With the B.C. government facing a shortfall of $1.1 billion over the next three years due to lower than expected natural gas royalties, finance minister Mike de Jong said he will impose a hiring freeze and a wage freeze at the public service managerial level in order to table a balanced budget in February.
Currently Victoria is looking at a $241-million deficit for next year, but the Liberal government is committed to balancing its February budget and that means belt-tightening for the provincial government, he warned.
With the "primary focus" on maintaining services to families, the finance department's strategy will include reducing operating costs as much as possible, he added.
"I know how families have to respond to decreased income - they have to adjust, to cut back on everything but the most essential, and that's what we're going to do," said de Jong.
That means no wage hikes for public sectors managers in areas such as education and health.
"I don't like having to do that - public servants are dedicated and do important work, and I want to reward that, but we also have to respect the taxpayers," said de Jong. "I don't believe in spending more than you take in every year."
Victoria will also impose an immediate hiring freeze in government.
In that context, the government will review its mandate as it prepares for union negotiations, said the minister, also the Abbotsford West MLA.
The alternative "favoured by the NDP" would be to incur a deficit, he said, a move that would "impose that burden on to future generations."

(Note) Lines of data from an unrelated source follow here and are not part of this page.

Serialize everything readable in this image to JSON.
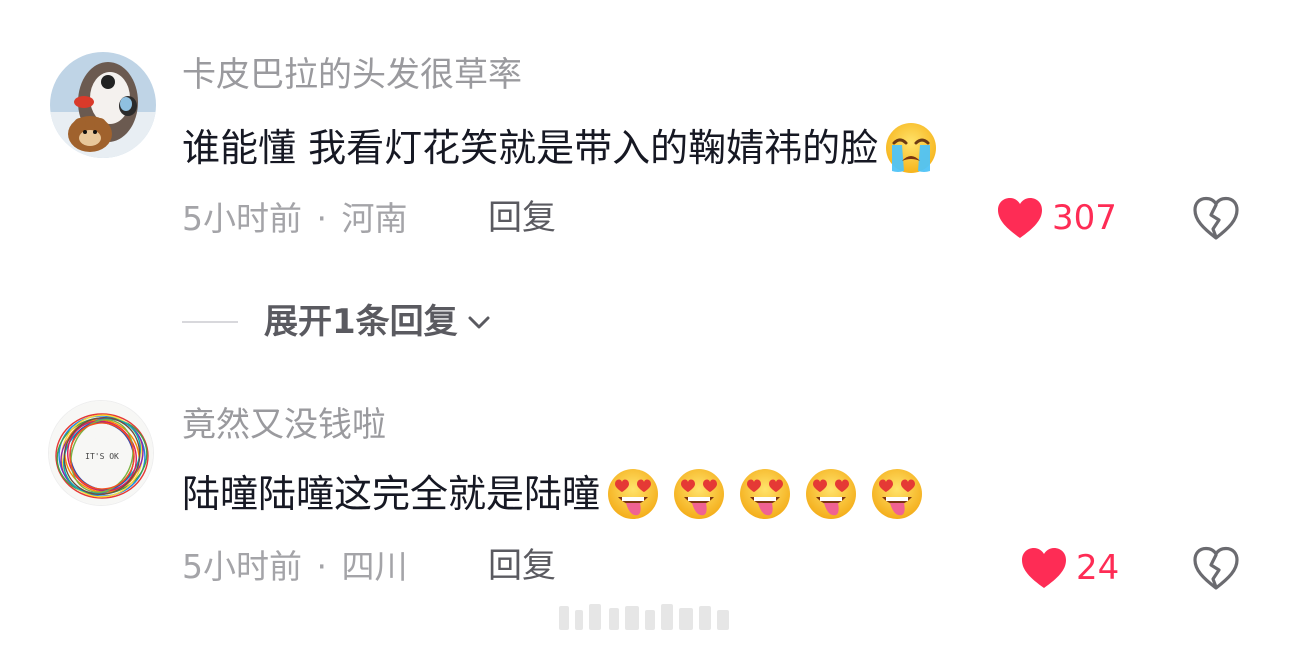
{
  "comments": [
    {
      "username": "卡皮巴拉的头发很草率",
      "text": "谁能懂 我看灯花笑就是带入的鞠婧祎的脸",
      "emojis": [
        "loudly-crying-face-emoji"
      ],
      "time": "5小时前",
      "separator": "·",
      "location": "河南",
      "reply_label": "回复",
      "like_count": "307"
    },
    {
      "username": "竟然又没钱啦",
      "text": "陆曈陆曈这完全就是陆曈",
      "emojis": [
        "heart-eyes-tongue-emoji",
        "heart-eyes-tongue-emoji",
        "heart-eyes-tongue-emoji",
        "heart-eyes-tongue-emoji",
        "heart-eyes-tongue-emoji"
      ],
      "avatar_text": "IT'S OK",
      "time": "5小时前",
      "separator": "·",
      "location": "四川",
      "reply_label": "回复",
      "like_count": "24"
    }
  ],
  "expand_replies": {
    "label": "展开1条回复"
  },
  "icons": {
    "like": "heart-icon",
    "dislike": "broken-heart-icon",
    "expand": "chevron-down-icon"
  },
  "colors": {
    "like_red": "#fe2c55",
    "username_gray": "#9a9a9e",
    "text_dark": "#161823",
    "dislike_gray": "#6b6b70"
  }
}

De Jong blamed a drop in natural gas prices "almost exclusively" for the dismal revenue projections.
Forecasted government revenues from natural gas royalties for the 2012-15 period were an estimated $1.9 billion.
But due to the glut of natural gas and the ensuing drop in prices, and lower royalties from other resources, the new projection is down by $1.14 billion to just $800,000 million, the government said in its quarterly report released last week.
New Democratic Party finance critic Bruce Ralston said he warned the government about its natural gas projections in May.
"I said to the minister that the risk seemed to me to be much more on the downside, given the world is awash in shale gas," he said Thursday. "They gambled on a price on natural gas and now that hasn't happened."
B.C. Conservative Party leader John Cummins said he believes the government is overplaying the crisis, adding documents released Thursday show that projected growth in the B.C. economy has improved since the February budget.
"The fact is that B.C.'s economy is doing better than the B.C. Liberals care to admit," Cummins said in a news release.
De Jong said there is some good news, given is that B.C. retains a triple-A credit rating, and its debt ratio to gross domestic product is "among the best."
B.C.'s fortunes should improve once liquefied natural gas goes online to Asian-Pacific markets such as Japan, which is looking to alternatives to nuclear power, "which is why we need to get those plants up and running," said de Jong.
The provincial government will also ramp up its efforts to tap new markets in which to sell B.C. goods, especially in Asia.
"B.C. is comparatively better off than other provinces because of our market diversity," he said. That has helped the province become a leader in job creation in Canada, de Jong said, with 53,000 jobs in the past year.
Twelve years ago, 70 per cent of B.C. exports went to the United States, but today that is down to 43 per cent, he noted. B.C. timber that went almost exclusively to the U.S. is now shipped to China, where the appetite for timber and value-added wood is expected to grow, said the former forestry minister.
De Jong added there will be greater efforts to break into India with B.C. goods such as Fraser Valley blueberries, which are now started to be sold in the South Asian continent.
"[China] has been a huge success story. What we did in China I believe we'll do in India," he said.
He admits that compared to other western exporters, B.C. has been slow off the mark to court India, "but we're going to work to change that."